Of greatest value to publishers is the system's support for copyright protection (resistance to wholesale reproduction). Only being sent the live image of a document, not the document itself, means the receiver is prevented by the system from selecting the text to copy unless the management system allows it, plus the user never gets the formatting tags, navigational links or source code required to redistribute documents intact for viewing on another system. As with paper, all the user can access is an image of the final document, not the original artwork from which it was created. However awkward and un-navigable screen dumps are possible, which is considered fair use of the material, similar in principle to photocopying portions of paper-based documents.
The system displays documents on small-screen devices with high fidelity, having reformatted them accordingly for a much improved user experience. Having an image maintained on a server and only displayed on user machines also provides publishers with total font control. They can even publish the live image of applets within documents. Because they are live images within a live image, these applets need no downloading or installation and therefore are not subject to the unexpected problems Java or Java-Script applets sometimes cause.
For publishers, the reformatting function of the presentation subsystem avoids many of the costs currently associated with Web development. For example, one document can be displayed on any sized device, big or small, whereas often Web pages have to be completely redesigned for this purpose. By using remote display protocols, no local content handling takes place on end-user machines, allowing the system to be usable with many more device types than just Web browsers, such as millions of DOS PCs in third-world countries or tens of millions of new mobile devices being sold in more developed countries.
The system attaches business model indicators to documents rather than pricelists, the business model determines how a document is charged for under different circumstances. The billing/tracking aspect of the management subsystem uses these business models, evaluating them against end-user records and their current status, thus determining the appropriate price. In this way publishers can implement a wide range of marketing options for their content, without having to pay for a custom-built billing and tracking system.
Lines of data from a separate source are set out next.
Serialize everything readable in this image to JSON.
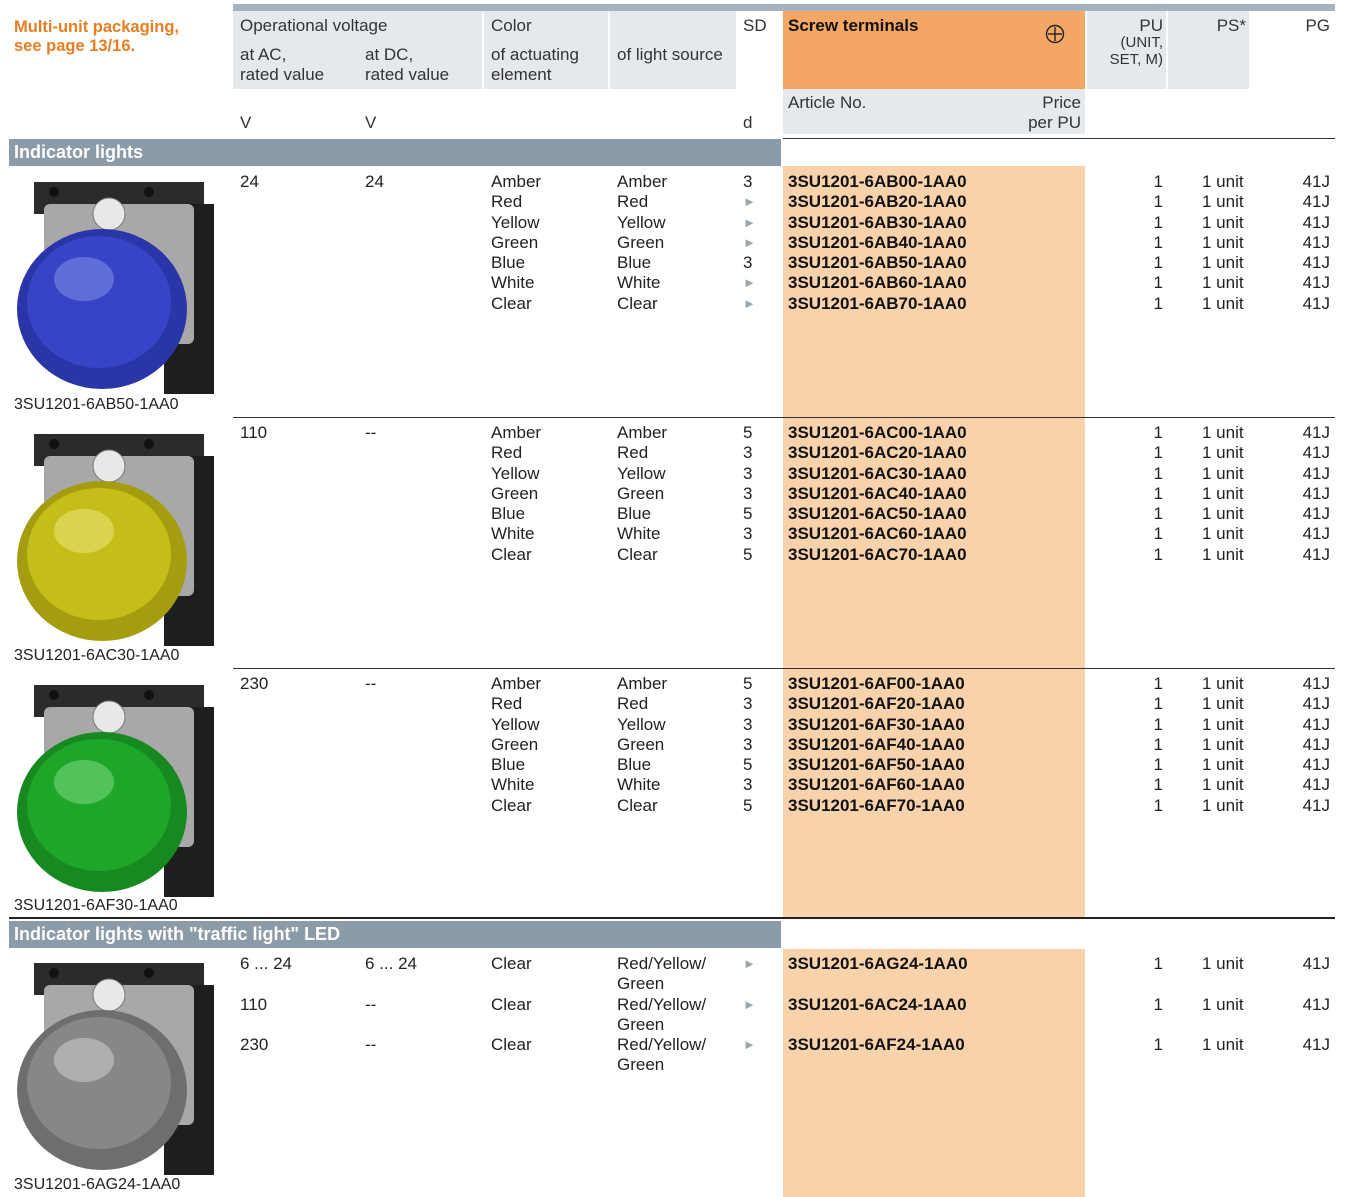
{
  "note": {
    "line1": "Multi-unit packaging,",
    "line2": "see page 13/16."
  },
  "header": {
    "op_voltage": "Operational voltage",
    "at_ac_1": "at AC,",
    "at_ac_2": "rated value",
    "at_dc_1": "at DC,",
    "at_dc_2": "rated value",
    "color": "Color",
    "actuating_1": "of actuating",
    "actuating_2": "element",
    "light_source": "of light source",
    "sd": "SD",
    "screw_terminals": "Screw terminals",
    "pu_1": "PU",
    "pu_2": "(UNIT,",
    "pu_3": "SET, M)",
    "ps": "PS*",
    "pg": "PG",
    "article_no": "Article No.",
    "price_1": "Price",
    "price_2": "per PU",
    "unit_v1": "V",
    "unit_v2": "V",
    "unit_d": "d",
    "screw_icon": "screw-terminal-icon"
  },
  "sections": [
    {
      "title": "Indicator lights",
      "groups": [
        {
          "image_caption": "3SU1201-6AB50-1AA0",
          "lens_color": "#3346c8",
          "ac": "24",
          "dc": "24",
          "actuating": [
            "Amber",
            "Red",
            "Yellow",
            "Green",
            "Blue",
            "White",
            "Clear"
          ],
          "source": [
            "Amber",
            "Red",
            "Yellow",
            "Green",
            "Blue",
            "White",
            "Clear"
          ],
          "sd": [
            "3",
            "►",
            "►",
            "►",
            "3",
            "►",
            "►"
          ],
          "articles": [
            "3SU1201-6AB00-1AA0",
            "3SU1201-6AB20-1AA0",
            "3SU1201-6AB30-1AA0",
            "3SU1201-6AB40-1AA0",
            "3SU1201-6AB50-1AA0",
            "3SU1201-6AB60-1AA0",
            "3SU1201-6AB70-1AA0"
          ],
          "pu": [
            "1",
            "1",
            "1",
            "1",
            "1",
            "1",
            "1"
          ],
          "ps": [
            "1 unit",
            "1 unit",
            "1 unit",
            "1 unit",
            "1 unit",
            "1 unit",
            "1 unit"
          ],
          "pg": [
            "41J",
            "41J",
            "41J",
            "41J",
            "41J",
            "41J",
            "41J"
          ]
        },
        {
          "image_caption": "3SU1201-6AC30-1AA0",
          "lens_color": "#c9c21a",
          "ac": "110",
          "dc": "--",
          "actuating": [
            "Amber",
            "Red",
            "Yellow",
            "Green",
            "Blue",
            "White",
            "Clear"
          ],
          "source": [
            "Amber",
            "Red",
            "Yellow",
            "Green",
            "Blue",
            "White",
            "Clear"
          ],
          "sd": [
            "5",
            "3",
            "3",
            "3",
            "5",
            "3",
            "5"
          ],
          "articles": [
            "3SU1201-6AC00-1AA0",
            "3SU1201-6AC20-1AA0",
            "3SU1201-6AC30-1AA0",
            "3SU1201-6AC40-1AA0",
            "3SU1201-6AC50-1AA0",
            "3SU1201-6AC60-1AA0",
            "3SU1201-6AC70-1AA0"
          ],
          "pu": [
            "1",
            "1",
            "1",
            "1",
            "1",
            "1",
            "1"
          ],
          "ps": [
            "1 unit",
            "1 unit",
            "1 unit",
            "1 unit",
            "1 unit",
            "1 unit",
            "1 unit"
          ],
          "pg": [
            "41J",
            "41J",
            "41J",
            "41J",
            "41J",
            "41J",
            "41J"
          ]
        },
        {
          "image_caption": "3SU1201-6AF30-1AA0",
          "lens_color": "#1fa82a",
          "ac": "230",
          "dc": "--",
          "actuating": [
            "Amber",
            "Red",
            "Yellow",
            "Green",
            "Blue",
            "White",
            "Clear"
          ],
          "source": [
            "Amber",
            "Red",
            "Yellow",
            "Green",
            "Blue",
            "White",
            "Clear"
          ],
          "sd": [
            "5",
            "3",
            "3",
            "3",
            "5",
            "3",
            "5"
          ],
          "articles": [
            "3SU1201-6AF00-1AA0",
            "3SU1201-6AF20-1AA0",
            "3SU1201-6AF30-1AA0",
            "3SU1201-6AF40-1AA0",
            "3SU1201-6AF50-1AA0",
            "3SU1201-6AF60-1AA0",
            "3SU1201-6AF70-1AA0"
          ],
          "pu": [
            "1",
            "1",
            "1",
            "1",
            "1",
            "1",
            "1"
          ],
          "ps": [
            "1 unit",
            "1 unit",
            "1 unit",
            "1 unit",
            "1 unit",
            "1 unit",
            "1 unit"
          ],
          "pg": [
            "41J",
            "41J",
            "41J",
            "41J",
            "41J",
            "41J",
            "41J"
          ]
        }
      ]
    },
    {
      "title": "Indicator lights with \"traffic light\" LED",
      "image_caption": "3SU1201-6AG24-1AA0",
      "lens_color": "#8a8a8a",
      "rows": [
        {
          "ac": "6 ... 24",
          "dc": "6 ... 24",
          "actuating": "Clear",
          "source_1": "Red/Yellow/",
          "source_2": "Green",
          "sd": "►",
          "article": "3SU1201-6AG24-1AA0",
          "pu": "1",
          "ps": "1 unit",
          "pg": "41J"
        },
        {
          "ac": "110",
          "dc": "--",
          "actuating": "Clear",
          "source_1": "Red/Yellow/",
          "source_2": "Green",
          "sd": "►",
          "article": "3SU1201-6AC24-1AA0",
          "pu": "1",
          "ps": "1 unit",
          "pg": "41J"
        },
        {
          "ac": "230",
          "dc": "--",
          "actuating": "Clear",
          "source_1": "Red/Yellow/",
          "source_2": "Green",
          "sd": "►",
          "article": "3SU1201-6AF24-1AA0",
          "pu": "1",
          "ps": "1 unit",
          "pg": "41J"
        }
      ]
    }
  ]
}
Finally, in relation to the Internet's rampant credit card fraud, the system reduces the risks for publishers in three ways, better supporting the added expense of document image publishing. Firstly, the billing/tracking aspect of the management subsystem has the capacity to distinguish ‘cleared funds’ from those where a dishonor from a bank or credit card company is still possible. Publishers can therefore adjust their business models accordingly, perhaps offering bonuses for the better payments. The system is also able to identify users with good track records, informing publishers of low risk users from records generated from their prior use across all publishers—without violating the end user's privacy. And the aggregation of transactions across multiple publishers can be leveraged to get a better deal from financial institutions.
Throughout the specification the aim has been to describe embodiments of the invention without limiting the invention to any specific combination of alternate features.